There were 19 households, of which 26.3% had children under the age of 18 living with them, 47.4% were married couples living together, 5.3% had a female householder with no husband present, 5.3% had a male householder with no wife present, and 42.1% were non-families. 36.8% of all households were made up of individuals, and 10.5% had someone living alone who was 65 years of age or older.
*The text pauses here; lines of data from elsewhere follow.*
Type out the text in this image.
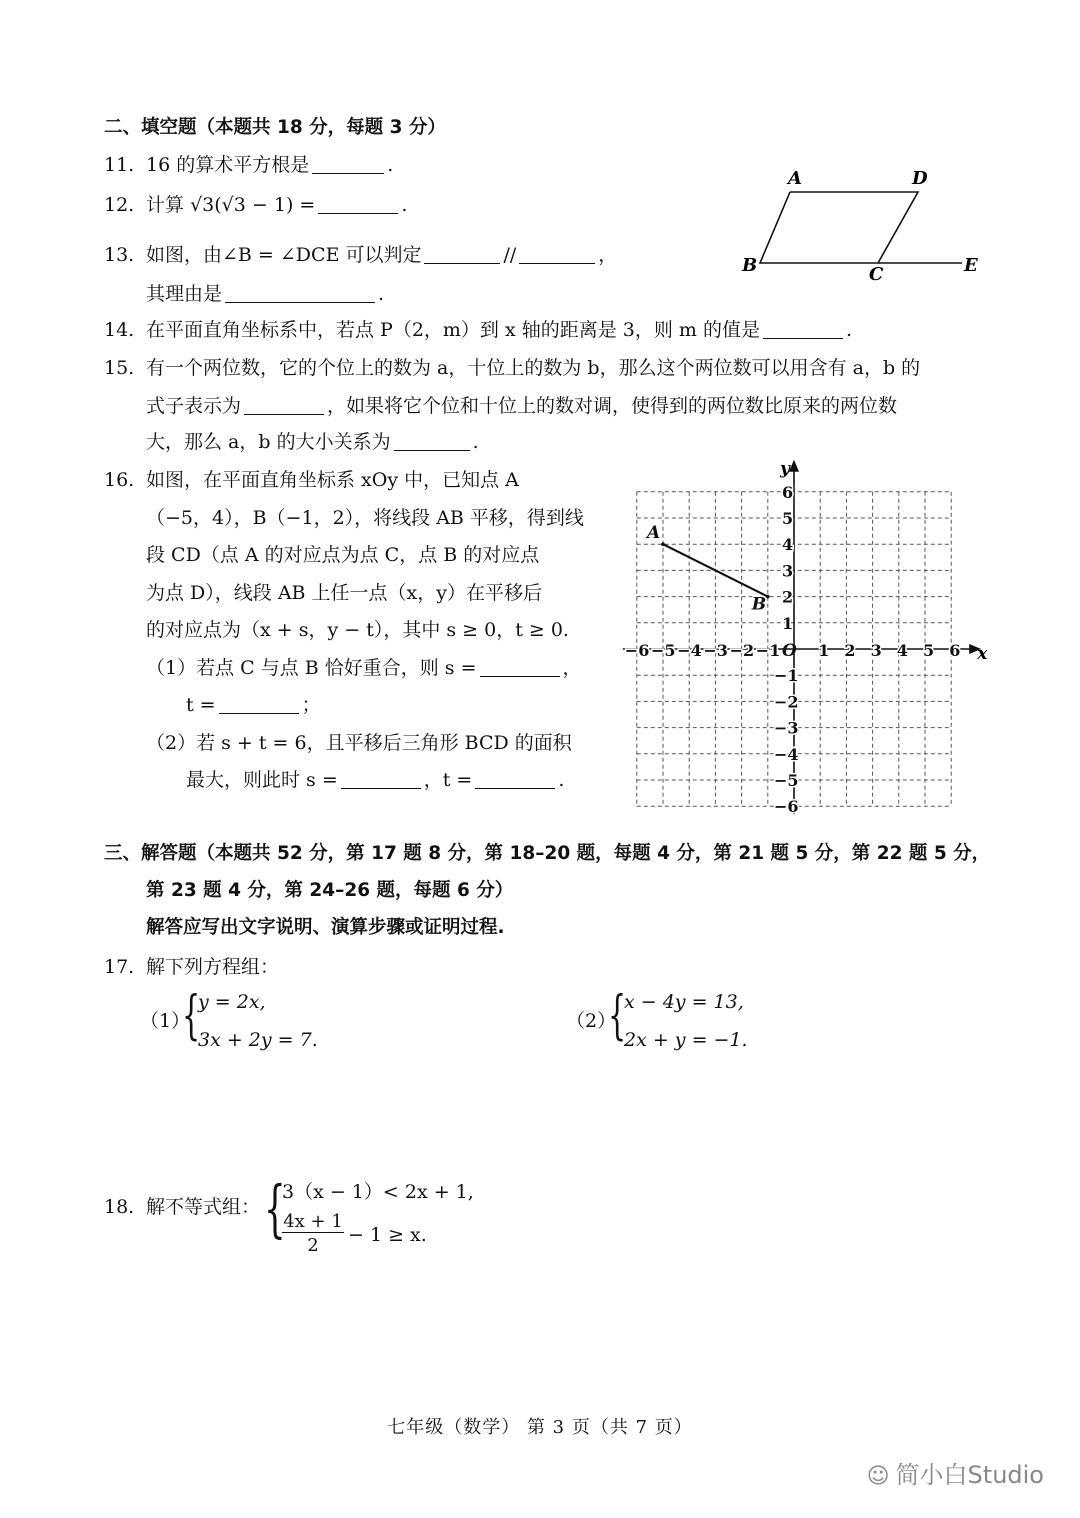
二、填空题（本题共 18 分，每题 3 分）
11. 16 的算术平方根是	.
12. 计算 √3(√3 − 1) =	.
13. 如图，由∠B = ∠DCE 可以判定	//	，
其理由是	.
A	D
B	C	E
14. 在平面直角坐标系中，若点 P（2，m）到 x 轴的距离是 3，则 m 的值是	.
15. 有一个两位数，它的个位上的数为 a，十位上的数为 b，那么这个两位数可以用含有 a，b 的
式子表示为	，如果将它个位和十位上的数对调，使得到的两位数比原来的两位数
大，那么 a，b 的大小关系为	.
16. 如图，在平面直角坐标系 xOy 中，已知点 A
（−5，4），B（−1，2），将线段 AB 平移，得到线
段 CD（点 A 的对应点为点 C，点 B 的对应点
为点 D），线段 AB 上任一点（x，y）在平移后
的对应点为（x + s，y − t），其中 s ≥ 0，t ≥ 0.
（1）若点 C 与点 B 恰好重合，则 s =	，
t =	；
（2）若 s + t = 6，且平移后三角形 BCD 的面积
最大，则此时 s =	，t =	.
x
y
O
−6 −5 −4 −3 −2 −1 1 2 3 4 5 6
6
5
4
3
2
1
−1
−2
−3
−4
−5
−6
A
B
三、解答题（本题共 52 分，第 17 题 8 分，第 18–20 题，每题 4 分，第 21 题 5 分，第 22 题 5 分，
第 23 题 4 分，第 24–26 题，每题 6 分）
解答应写出文字说明、演算步骤或证明过程.
17. 解下列方程组：
（1）
{
y = 2x,
3x + 2y = 7.
（2）
{
x − 4y = 13,
2x + y = −1.
18. 解不等式组： {
3（x − 1）< 2x + 1,
4x + 1
2	− 1 ≥ x.
七年级（数学） 第 3 页（共 7 页）
☺ 简小白Studio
The average household size was 2.47 and the average family size was 3.36.

The median age in the city was 45.3 years. 34% of residents were under the age of 18; 2.2% were between the ages of 18 and 24; 12.8% were from 25 to 44; 36.1% were from 45 to 64; and 14.9% were 65 years of age or older. The gender makeup of the city was 48.9% male and 51.1% female.

===2000 census===
As of the census of 2000, there were 57 people, 25 households, and 20 families living in the city. The population density was 128.9 PD/sqmi. There were 30 housing units at an average density of 67.9 /sqmi. The racial makeup of the city was 96.49% White, and 3.51% from two or more races.

There were 25 households, out of which 36.0% had children under the age of 18 living with them, 52.0% were married couples living together, 16.0% had a female householder with no husband present, and 20.0% were non-families. 16.0% of all households were made up of individuals, and 8.0% had someone living alone who was 65 years of age or older. The average household size was 2.28 and the average family size was 2.35.
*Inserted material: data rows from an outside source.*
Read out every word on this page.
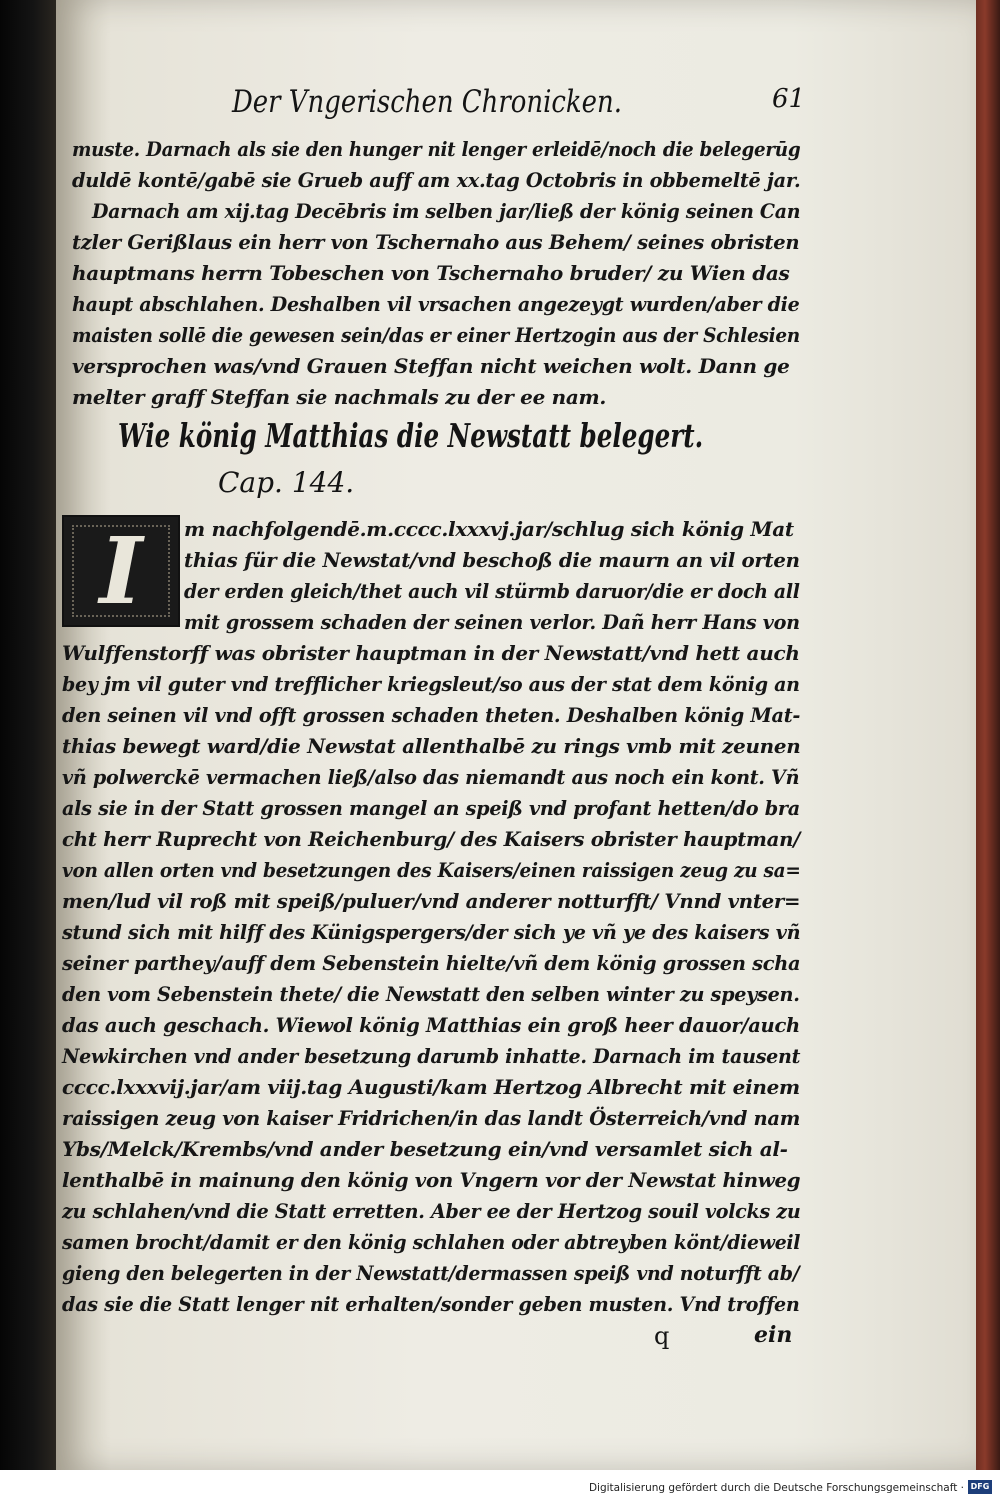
Der Vngerischen Chronicken.	61
muste. Darnach als sie den hunger nit lenger erleidē/noch die belegerūg
duldē kontē/gabē sie Grueb auff am xx.tag Octobris in obbemeltē jar.
Darnach am xij.tag Decēbris im selben jar/ließ der könig seinen Can
tzler Gerißlaus ein herr von Tschernaho aus Behem/ seines obristen
hauptmans herrn Tobeschen von Tschernaho bruder/ zu Wien das
haupt abschlahen. Deshalben vil vrsachen angezeygt wurden/aber die
maisten sollē die gewesen sein/das er einer Hertzogin aus der Schlesien
versprochen was/vnd Grauen Steffan nicht weichen wolt. Dann ge
melter graff Steffan sie nachmals zu der ee nam.
Wie könig Matthias die Newstatt belegert.
Cap. 144.
I	m nachfolgendē.m.cccc.lxxxvj.jar/schlug sich könig Mat
thias für die Newstat/vnd beschoß die maurn an vil orten
der erden gleich/thet auch vil stürmb daruor/die er doch all
mit grossem schaden der seinen verlor. Dañ herr Hans von
Wulffenstorff was obrister hauptman in der Newstatt/vnd hett auch
bey jm vil guter vnd trefflicher kriegsleut/so aus der stat dem könig an
den seinen vil vnd offt grossen schaden theten. Deshalben könig Mat-
thias bewegt ward/die Newstat allenthalbē zu rings vmb mit zeunen
vñ polwerckē vermachen ließ/also das niemandt aus noch ein kont. Vñ
als sie in der Statt grossen mangel an speiß vnd profant hetten/do bra
cht herr Ruprecht von Reichenburg/ des Kaisers obrister hauptman/
von allen orten vnd besetzungen des Kaisers/einen raissigen zeug zu sa=
men/lud vil roß mit speiß/puluer/vnd anderer notturfft/ Vnnd vnter=
stund sich mit hilff des Künigspergers/der sich ye vñ ye des kaisers vñ
seiner parthey/auff dem Sebenstein hielte/vñ dem könig grossen scha
den vom Sebenstein thete/ die Newstatt den selben winter zu speysen.
das auch geschach. Wiewol könig Matthias ein groß heer dauor/auch
Newkirchen vnd ander besetzung darumb inhatte. Darnach im tausent
cccc.lxxxvij.jar/am viij.tag Augusti/kam Hertzog Albrecht mit einem
raissigen zeug von kaiser Fridrichen/in das landt Österreich/vnd nam
Ybs/Melck/Krembs/vnd ander besetzung ein/vnd versamlet sich al-
lenthalbē in mainung den könig von Vngern vor der Newstat hinweg
zu schlahen/vnd die Statt erretten. Aber ee der Hertzog souil volcks zu
samen brocht/damit er den könig schlahen oder abtreyben könt/dieweil
gieng den belegerten in der Newstatt/dermassen speiß vnd noturfft ab/
das sie die Statt lenger nit erhalten/sonder geben musten. Vnd troffen
q	ein
Digitalisierung gefördert durch die Deutsche Forschungsgemeinschaft · DFG
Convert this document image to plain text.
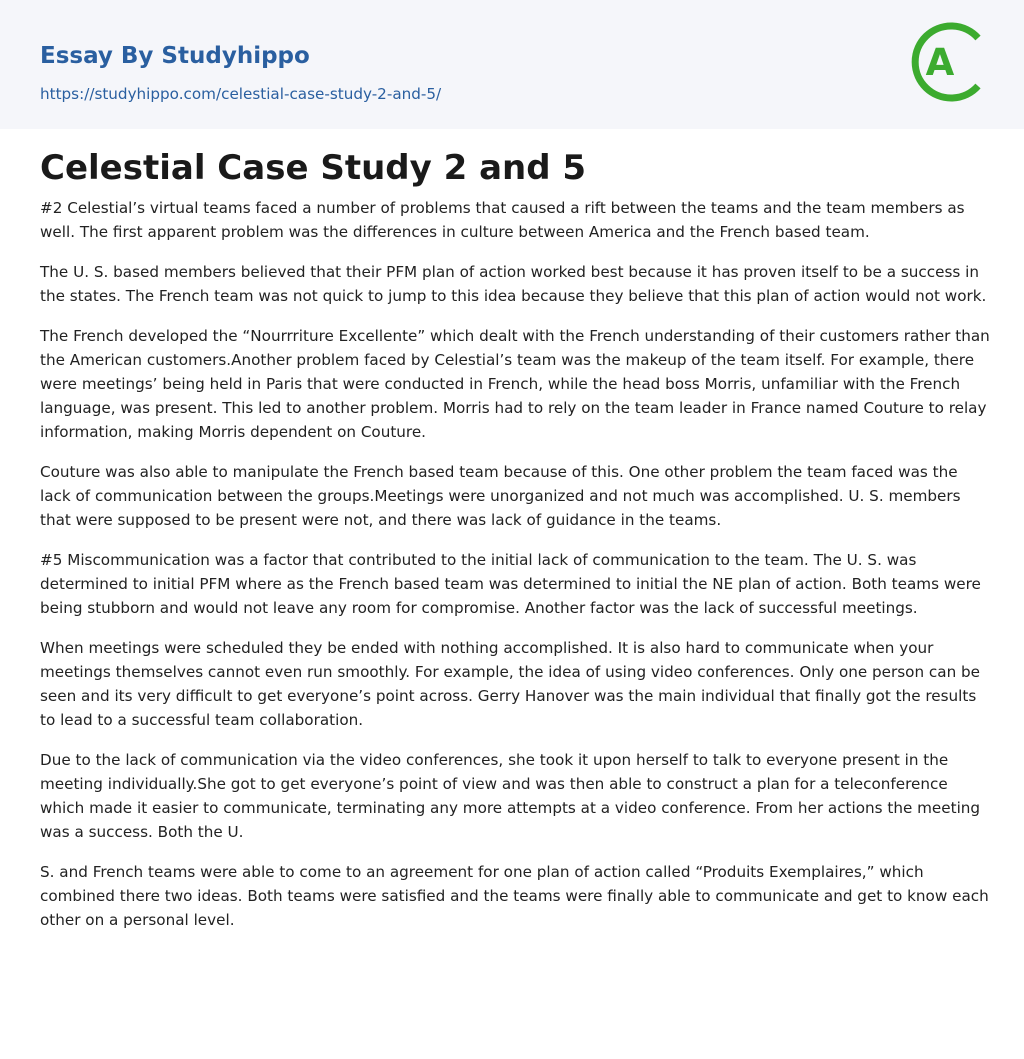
Essay By Studyhippo
https://studyhippo.com/celestial-case-study-2-and-5/
A
Celestial Case Study 2 and 5

#2 Celestial’s virtual teams faced a number of problems that caused a rift between the teams and the team members as well. The first apparent problem was the differences in culture between America and the French based team.

The U. S. based members believed that their PFM plan of action worked best because it has proven itself to be a success in the states. The French team was not quick to jump to this idea because they believe that this plan of action would not work.

The French developed the “Nourrriture Excellente” which dealt with the French understanding of their customers rather than the American customers.Another problem faced by Celestial’s team was the makeup of the team itself. For example, there were meetings’ being held in Paris that were conducted in French, while the head boss Morris, unfamiliar with the French language, was present. This led to another problem. Morris had to rely on the team leader in France named Couture to relay information, making Morris dependent on Couture.

Couture was also able to manipulate the French based team because of this. One other problem the team faced was the lack of communication between the groups.Meetings were unorganized and not much was accomplished. U. S. members that were supposed to be present were not, and there was lack of guidance in the teams.

#5 Miscommunication was a factor that contributed to the initial lack of communication to the team. The U. S. was determined to initial PFM where as the French based team was determined to initial the NE plan of action. Both teams were being stubborn and would not leave any room for compromise. Another factor was the lack of successful meetings.

When meetings were scheduled they be ended with nothing accomplished. It is also hard to communicate when your meetings themselves cannot even run smoothly. For example, the idea of using video conferences. Only one person can be seen and its very difficult to get everyone’s point across. Gerry Hanover was the main individual that finally got the results to lead to a successful team collaboration.

Due to the lack of communication via the video conferences, she took it upon herself to talk to everyone present in the meeting individually.She got to get everyone’s point of view and was then able to construct a plan for a teleconference which made it easier to communicate, terminating any more attempts at a video conference. From her actions the meeting was a success. Both the U.

S. and French teams were able to come to an agreement for one plan of action called “Produits Exemplaires,” which combined there two ideas. Both teams were satisfied and the teams were finally able to communicate and get to know each other on a personal level.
In the city, the population was spread out, with 21.1% under the age of 18, 7.0% from 18 to 24, 35.1% from 25 to 44, 17.5% from 45 to 64, and 19.3% who were 65 years of age or older. The median age was 40 years. For every 100 females, there were 90.0 males. For every 100 females age 18 and over, there were 95.7 males.

The median income for a household in the city was $28,929, and the median income for a family was $26,250. Males had a median income of $28,750 versus $16,875 for females. The per capita income for the city was $12,910. There were 5.6% of families and 15.4% of the population living below the poverty line, including 22.2% of under eighteens and none of those over 64.

==Education==
The Humboldt Community School District operates public schools. The city is served by Mease Elementary (Dakota City), Taft Elementary School (Humboldt), Humboldt Middle School, and Humboldt High School.